EDITOR'S NOTE: We now return you to your regularly scheduled shitfest. Rock out with your cock out, Mr. Galeb Duhr.

Okay okay, here's Ookla's advice. Go to the multiplex nearest you and purchase a ticket for a movie that starts about 10 minutes after Lake Placid. Sit down and wait for the guy to get bit in half (watch out for that beaver) and stare in awe at those great guts. Imagine to yourself Betty White saying "Give me the fucking keys you fucking cocksucker" just like in the usual suspects and walk out. You have just had the best Lake Placid possible. Way better than the dumb fuckers who plan on watching the whole thing.



Now who wants some more GALEB DUHR?


"I DO! I DO!"

-OOKLA THE MOK (+ Monster Manual II)

Our Rating System


Mr. Paul: " When I consider all the steps that lead me to the exact moment in which I was sitting inside Lake Placid I had to wonder. What if I wasn't home when the comissioner put up the "NotC Symbol". What if I would've said 'Not tonight, I've got better things to do'? What if took the long way to the theatre and was attacked by GALEB-DUHR? I think about the small things I could've done to prevent this tragedy and realize that it wasn't my doing... fate must have it in for me. Old women saying 'fuckmeat' and Crocodile's eating Grizzly Bears can not make for the exceptionally low body count (2) and lack of Bridget Fonda titty. Kids, this one made Grandma cry"

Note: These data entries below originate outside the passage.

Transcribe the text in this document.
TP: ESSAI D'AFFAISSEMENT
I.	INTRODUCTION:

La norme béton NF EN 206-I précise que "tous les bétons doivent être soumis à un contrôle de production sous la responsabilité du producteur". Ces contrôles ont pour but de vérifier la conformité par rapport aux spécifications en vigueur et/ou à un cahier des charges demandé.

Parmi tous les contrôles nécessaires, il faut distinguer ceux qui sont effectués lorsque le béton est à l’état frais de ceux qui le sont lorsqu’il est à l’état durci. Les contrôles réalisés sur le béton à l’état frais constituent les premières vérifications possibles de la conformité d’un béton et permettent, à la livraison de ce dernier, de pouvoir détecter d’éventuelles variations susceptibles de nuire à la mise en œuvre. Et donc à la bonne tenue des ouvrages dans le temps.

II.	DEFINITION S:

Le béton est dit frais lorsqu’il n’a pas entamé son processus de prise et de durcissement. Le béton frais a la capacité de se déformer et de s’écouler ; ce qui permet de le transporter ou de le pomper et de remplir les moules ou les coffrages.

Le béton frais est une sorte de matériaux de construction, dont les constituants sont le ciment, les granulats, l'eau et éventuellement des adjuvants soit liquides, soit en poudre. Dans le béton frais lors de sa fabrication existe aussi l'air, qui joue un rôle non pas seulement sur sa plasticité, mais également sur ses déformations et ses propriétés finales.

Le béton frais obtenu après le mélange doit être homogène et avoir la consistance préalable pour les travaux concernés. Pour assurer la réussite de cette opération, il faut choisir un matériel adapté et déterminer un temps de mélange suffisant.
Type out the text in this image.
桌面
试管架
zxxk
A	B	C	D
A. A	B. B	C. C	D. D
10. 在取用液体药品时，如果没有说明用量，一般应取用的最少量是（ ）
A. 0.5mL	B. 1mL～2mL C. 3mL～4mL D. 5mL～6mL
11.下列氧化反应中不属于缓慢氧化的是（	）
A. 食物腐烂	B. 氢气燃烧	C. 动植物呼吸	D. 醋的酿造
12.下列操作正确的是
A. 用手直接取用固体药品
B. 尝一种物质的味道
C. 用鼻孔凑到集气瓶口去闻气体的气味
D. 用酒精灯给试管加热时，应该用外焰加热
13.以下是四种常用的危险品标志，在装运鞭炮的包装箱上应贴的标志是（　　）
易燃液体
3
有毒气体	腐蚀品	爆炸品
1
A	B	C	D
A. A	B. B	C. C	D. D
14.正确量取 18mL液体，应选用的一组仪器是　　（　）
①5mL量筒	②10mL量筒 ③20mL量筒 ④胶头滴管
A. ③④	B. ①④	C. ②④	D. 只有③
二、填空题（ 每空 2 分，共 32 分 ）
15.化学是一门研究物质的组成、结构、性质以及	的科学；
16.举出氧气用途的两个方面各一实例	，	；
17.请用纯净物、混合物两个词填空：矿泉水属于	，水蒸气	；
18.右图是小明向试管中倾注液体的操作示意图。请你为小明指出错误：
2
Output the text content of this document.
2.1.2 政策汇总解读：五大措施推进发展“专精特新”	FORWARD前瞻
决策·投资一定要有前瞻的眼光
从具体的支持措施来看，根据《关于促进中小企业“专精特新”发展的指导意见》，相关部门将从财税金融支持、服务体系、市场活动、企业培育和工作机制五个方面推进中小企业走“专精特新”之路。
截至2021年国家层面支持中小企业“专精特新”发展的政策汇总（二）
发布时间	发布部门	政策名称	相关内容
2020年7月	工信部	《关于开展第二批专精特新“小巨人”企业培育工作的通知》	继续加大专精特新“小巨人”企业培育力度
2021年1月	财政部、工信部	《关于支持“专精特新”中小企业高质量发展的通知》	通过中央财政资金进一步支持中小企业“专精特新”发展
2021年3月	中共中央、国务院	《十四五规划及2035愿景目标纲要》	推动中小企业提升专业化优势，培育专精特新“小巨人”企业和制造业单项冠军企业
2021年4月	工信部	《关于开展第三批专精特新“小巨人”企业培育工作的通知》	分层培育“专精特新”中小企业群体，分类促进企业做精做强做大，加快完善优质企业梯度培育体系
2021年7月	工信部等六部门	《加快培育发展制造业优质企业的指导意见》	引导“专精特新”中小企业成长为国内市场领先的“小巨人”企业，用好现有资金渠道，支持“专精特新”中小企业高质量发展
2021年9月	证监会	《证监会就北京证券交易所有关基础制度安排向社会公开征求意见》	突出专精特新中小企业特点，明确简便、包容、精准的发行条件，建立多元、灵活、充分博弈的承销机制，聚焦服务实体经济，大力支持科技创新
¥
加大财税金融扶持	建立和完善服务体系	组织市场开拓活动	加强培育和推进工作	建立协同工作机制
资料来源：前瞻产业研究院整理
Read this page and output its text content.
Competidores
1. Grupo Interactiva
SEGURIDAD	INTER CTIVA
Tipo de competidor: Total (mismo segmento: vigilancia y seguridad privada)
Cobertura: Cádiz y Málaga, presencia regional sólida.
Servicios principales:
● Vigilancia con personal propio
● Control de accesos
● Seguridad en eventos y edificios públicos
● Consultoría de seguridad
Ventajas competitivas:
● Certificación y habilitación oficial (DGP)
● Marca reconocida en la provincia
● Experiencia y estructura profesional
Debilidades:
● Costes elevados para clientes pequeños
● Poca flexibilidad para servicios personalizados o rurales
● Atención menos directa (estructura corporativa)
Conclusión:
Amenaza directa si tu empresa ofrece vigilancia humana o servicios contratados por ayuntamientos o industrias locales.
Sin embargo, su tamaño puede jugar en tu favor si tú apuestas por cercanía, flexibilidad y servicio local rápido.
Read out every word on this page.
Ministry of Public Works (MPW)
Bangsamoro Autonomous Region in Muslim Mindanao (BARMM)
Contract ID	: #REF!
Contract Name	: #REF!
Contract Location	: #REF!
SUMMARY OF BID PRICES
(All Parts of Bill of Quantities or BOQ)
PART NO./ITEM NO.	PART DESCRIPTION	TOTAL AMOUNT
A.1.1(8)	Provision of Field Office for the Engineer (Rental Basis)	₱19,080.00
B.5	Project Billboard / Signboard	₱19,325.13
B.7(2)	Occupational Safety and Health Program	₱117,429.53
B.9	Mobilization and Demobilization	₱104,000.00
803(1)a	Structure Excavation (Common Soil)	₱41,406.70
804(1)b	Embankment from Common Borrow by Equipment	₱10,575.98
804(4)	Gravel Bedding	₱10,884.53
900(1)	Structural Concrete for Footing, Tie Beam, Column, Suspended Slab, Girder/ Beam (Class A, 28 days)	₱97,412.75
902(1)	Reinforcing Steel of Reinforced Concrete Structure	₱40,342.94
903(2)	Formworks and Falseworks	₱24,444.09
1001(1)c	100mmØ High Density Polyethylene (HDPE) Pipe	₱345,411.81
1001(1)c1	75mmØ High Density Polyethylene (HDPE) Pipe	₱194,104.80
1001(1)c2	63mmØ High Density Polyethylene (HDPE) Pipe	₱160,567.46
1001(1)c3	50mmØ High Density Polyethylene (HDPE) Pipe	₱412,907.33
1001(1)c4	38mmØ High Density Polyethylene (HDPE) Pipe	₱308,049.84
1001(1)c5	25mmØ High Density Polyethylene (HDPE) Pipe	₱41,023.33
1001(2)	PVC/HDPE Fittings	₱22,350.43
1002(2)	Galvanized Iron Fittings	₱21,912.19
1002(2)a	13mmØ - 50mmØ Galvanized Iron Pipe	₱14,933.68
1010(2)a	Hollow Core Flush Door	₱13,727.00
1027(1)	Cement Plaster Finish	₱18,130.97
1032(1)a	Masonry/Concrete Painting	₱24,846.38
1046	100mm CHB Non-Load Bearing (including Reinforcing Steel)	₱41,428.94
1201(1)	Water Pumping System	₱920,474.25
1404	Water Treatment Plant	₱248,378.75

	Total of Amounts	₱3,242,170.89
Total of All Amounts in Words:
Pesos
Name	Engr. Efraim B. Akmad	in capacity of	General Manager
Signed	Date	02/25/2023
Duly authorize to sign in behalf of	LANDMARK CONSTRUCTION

Z-man: "I'll have to admit when I saw that crocodile rear up out of the water and bite that grizzly bear in half, something funny started going on in my pants. It felt like a weasel was jumping around down there. Thank Christ it turned out to be a marmot... cause goddamn- them weasels is MEAN. "


El Santo: "In a word: Dick, with a capital "ick"! In Two Words: FUCK OFF! And to sum it all up, If you suck dick, then Fuck Off!!!"


Brother Phil: "That goddamn alligator lived, fuck that."


Ookla The Mok: "I liked the guts a lot. I liked Oliver Platt. I want to grow up to be him."